John Praveen, managing director and chief investment strategist for Prudential International Investment Advisers LLC, noted an usual dichotomy of 2012: weak economic performance and strong markets, the trend being particularly pronounced in Japan, Europe, India and China. Market gains continued despite subpar economic performance because of measures undertaken by central banks to maintain liquidity and ease borrowing rates. He also cited fiscal stabilization steps in the eurozone and a modest GDP rebound in the U.S. and emerging economies as positive trends.
"The factors that drove markets up will continue to be in play in 2013, boosting global stocks by 10 to 15 percent," said Praveen. "Central banks will keep interest rates low. And we can expect further fiscal stabilization measures in the eurozone and elsewhere."
However, Quincy Krosby, chief market strategist at Prudential Annuities, cautioned that Prudential is maintaining a "defensive barbell" strategy in 2013 because of "tremors" in the equities markets that could bring a halt to the rise in market valuations. She noted, for example, that central banks could tighten monetary policy to counteract inflation concerns.
Michael Lillard, managing director and chief investment officer of Prudential Fixed Income, said that low economic growth and low inflation, combined with high demand for pension funds, contributed to low Treasury rates and "declining spreads" across fixed income sectors in 2012. For 2013, he foresees continuing low yields on fixed income assets, due in part to the "cloud hanging over the U.S. economy," specifically uncertainty as to how Congress will resolve the ongoing fiscal crisis.

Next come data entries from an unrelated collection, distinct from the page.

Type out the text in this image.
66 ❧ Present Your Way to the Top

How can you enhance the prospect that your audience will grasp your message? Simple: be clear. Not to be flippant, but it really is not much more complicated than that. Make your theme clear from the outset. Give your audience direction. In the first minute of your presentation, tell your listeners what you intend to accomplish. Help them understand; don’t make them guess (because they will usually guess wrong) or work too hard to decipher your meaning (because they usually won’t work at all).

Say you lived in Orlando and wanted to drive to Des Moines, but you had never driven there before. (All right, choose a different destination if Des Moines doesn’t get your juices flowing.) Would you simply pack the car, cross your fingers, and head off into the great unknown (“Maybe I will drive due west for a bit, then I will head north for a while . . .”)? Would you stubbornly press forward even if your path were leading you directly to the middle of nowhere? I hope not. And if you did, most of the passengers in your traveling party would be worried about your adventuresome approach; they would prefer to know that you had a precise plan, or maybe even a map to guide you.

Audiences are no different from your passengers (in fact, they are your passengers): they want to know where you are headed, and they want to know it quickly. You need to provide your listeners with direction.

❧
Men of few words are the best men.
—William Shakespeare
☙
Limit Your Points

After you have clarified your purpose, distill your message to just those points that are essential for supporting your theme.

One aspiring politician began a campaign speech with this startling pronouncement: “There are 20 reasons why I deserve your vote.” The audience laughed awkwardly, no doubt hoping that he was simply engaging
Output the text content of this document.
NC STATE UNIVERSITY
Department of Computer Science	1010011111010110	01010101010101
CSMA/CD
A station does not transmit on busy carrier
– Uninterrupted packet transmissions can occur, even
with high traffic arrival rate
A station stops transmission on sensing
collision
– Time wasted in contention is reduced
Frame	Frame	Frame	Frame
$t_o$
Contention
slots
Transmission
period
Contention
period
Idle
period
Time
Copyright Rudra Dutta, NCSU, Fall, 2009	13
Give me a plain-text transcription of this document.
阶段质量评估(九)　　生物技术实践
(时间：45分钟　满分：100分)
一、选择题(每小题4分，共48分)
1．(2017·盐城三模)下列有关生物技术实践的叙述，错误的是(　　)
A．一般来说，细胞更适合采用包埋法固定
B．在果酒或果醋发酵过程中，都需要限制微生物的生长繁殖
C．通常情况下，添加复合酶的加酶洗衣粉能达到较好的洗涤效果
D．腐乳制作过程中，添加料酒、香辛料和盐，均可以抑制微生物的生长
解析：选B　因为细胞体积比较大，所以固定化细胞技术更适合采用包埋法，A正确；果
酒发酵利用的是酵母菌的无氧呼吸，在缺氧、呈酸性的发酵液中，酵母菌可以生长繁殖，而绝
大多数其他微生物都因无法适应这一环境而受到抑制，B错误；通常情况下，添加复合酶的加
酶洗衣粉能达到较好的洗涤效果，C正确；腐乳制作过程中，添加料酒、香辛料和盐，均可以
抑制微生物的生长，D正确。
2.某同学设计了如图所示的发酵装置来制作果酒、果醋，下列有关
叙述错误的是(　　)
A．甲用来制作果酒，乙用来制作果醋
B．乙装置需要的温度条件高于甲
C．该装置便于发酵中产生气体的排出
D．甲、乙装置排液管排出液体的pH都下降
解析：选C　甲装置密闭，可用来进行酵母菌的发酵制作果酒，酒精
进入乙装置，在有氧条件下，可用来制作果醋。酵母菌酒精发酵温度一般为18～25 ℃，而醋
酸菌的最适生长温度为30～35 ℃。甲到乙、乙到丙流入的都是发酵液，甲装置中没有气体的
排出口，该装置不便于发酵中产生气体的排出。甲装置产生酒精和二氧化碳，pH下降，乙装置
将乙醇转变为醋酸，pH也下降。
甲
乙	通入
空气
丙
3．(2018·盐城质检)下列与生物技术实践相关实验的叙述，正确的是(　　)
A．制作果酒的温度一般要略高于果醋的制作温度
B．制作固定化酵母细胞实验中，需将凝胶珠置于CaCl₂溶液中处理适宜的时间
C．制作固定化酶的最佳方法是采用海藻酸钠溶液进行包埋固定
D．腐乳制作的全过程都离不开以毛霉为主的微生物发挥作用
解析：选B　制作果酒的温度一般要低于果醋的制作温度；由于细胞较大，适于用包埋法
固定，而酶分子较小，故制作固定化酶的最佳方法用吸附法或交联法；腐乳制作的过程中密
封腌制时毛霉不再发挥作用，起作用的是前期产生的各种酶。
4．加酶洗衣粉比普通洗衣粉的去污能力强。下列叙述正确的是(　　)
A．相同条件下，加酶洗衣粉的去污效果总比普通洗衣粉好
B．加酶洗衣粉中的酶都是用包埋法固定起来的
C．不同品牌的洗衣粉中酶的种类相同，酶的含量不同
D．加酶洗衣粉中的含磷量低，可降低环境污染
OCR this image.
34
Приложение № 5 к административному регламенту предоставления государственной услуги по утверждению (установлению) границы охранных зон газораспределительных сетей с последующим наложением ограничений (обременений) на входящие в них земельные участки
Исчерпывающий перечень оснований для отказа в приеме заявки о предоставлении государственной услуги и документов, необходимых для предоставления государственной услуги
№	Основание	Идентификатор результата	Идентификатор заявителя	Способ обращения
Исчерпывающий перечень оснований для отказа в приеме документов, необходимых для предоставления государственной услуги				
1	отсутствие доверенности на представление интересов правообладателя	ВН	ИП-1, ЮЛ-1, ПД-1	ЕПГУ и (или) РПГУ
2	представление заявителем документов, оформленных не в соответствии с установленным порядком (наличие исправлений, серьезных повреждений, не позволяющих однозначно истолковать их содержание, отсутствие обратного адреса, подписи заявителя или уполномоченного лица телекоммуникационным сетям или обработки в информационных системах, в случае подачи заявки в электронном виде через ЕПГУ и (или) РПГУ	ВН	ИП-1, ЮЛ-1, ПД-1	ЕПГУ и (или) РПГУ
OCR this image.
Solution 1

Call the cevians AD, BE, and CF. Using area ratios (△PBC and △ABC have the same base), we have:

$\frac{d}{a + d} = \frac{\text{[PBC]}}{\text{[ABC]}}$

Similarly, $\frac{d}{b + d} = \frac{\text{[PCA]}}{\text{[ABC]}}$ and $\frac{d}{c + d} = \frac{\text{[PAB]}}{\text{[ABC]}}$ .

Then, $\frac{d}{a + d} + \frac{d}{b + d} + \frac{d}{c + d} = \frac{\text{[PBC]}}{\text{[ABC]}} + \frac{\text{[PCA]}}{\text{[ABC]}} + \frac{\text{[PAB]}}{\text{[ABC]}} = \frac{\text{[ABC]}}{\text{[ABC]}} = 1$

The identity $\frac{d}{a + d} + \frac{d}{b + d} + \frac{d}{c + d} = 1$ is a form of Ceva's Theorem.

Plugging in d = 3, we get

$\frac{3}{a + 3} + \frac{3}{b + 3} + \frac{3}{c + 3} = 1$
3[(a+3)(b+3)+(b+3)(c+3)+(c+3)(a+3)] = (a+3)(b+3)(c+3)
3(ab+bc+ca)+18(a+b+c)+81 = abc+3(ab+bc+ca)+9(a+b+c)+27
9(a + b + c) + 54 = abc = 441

He is optimistic, however, about the performance of emerging markets, which should drive up the value of their currencies relative to the U.S. dollar.
"We're very positive about the outlook for emerging markets," he said. "We expect to see higher growth rates in these countries. And so their currencies will outperform."
George Castineiras, a senior vice president of total retirement solutions at Prudential Retirement, was similarly upbeat about the growth outlook of retirement planning in 2013. Now valued at $18.5 trillion worldwide, retirement assets will grow markedly in 2013 and subsequent years, fed by the burgeoning ranks of the baby boomers, the eldest of whom turned age 65 in 2011.
"There's going to be a lot of [retirement] money in motion in 2013," he said. "I'm optimistic about the growth opportunities because of the favorable long-term demographics."
In tandem with the market's growth, he added, retirement planning in the workplace will also evolve, as employers look to implement 401(k) plans that are a hybrid of defined benefit and defined contribution plans. Many of the new arrangements will boast "auto enrollment, auto investment and auto income" as plan features.
Castineiras added that he is optimistic that the tax-favored treatment of qualified retirement accounts will largely survive the coming battle over tax reform. Legislative action negatively impacting these accounts would likely be limited to high wage-earners, he said.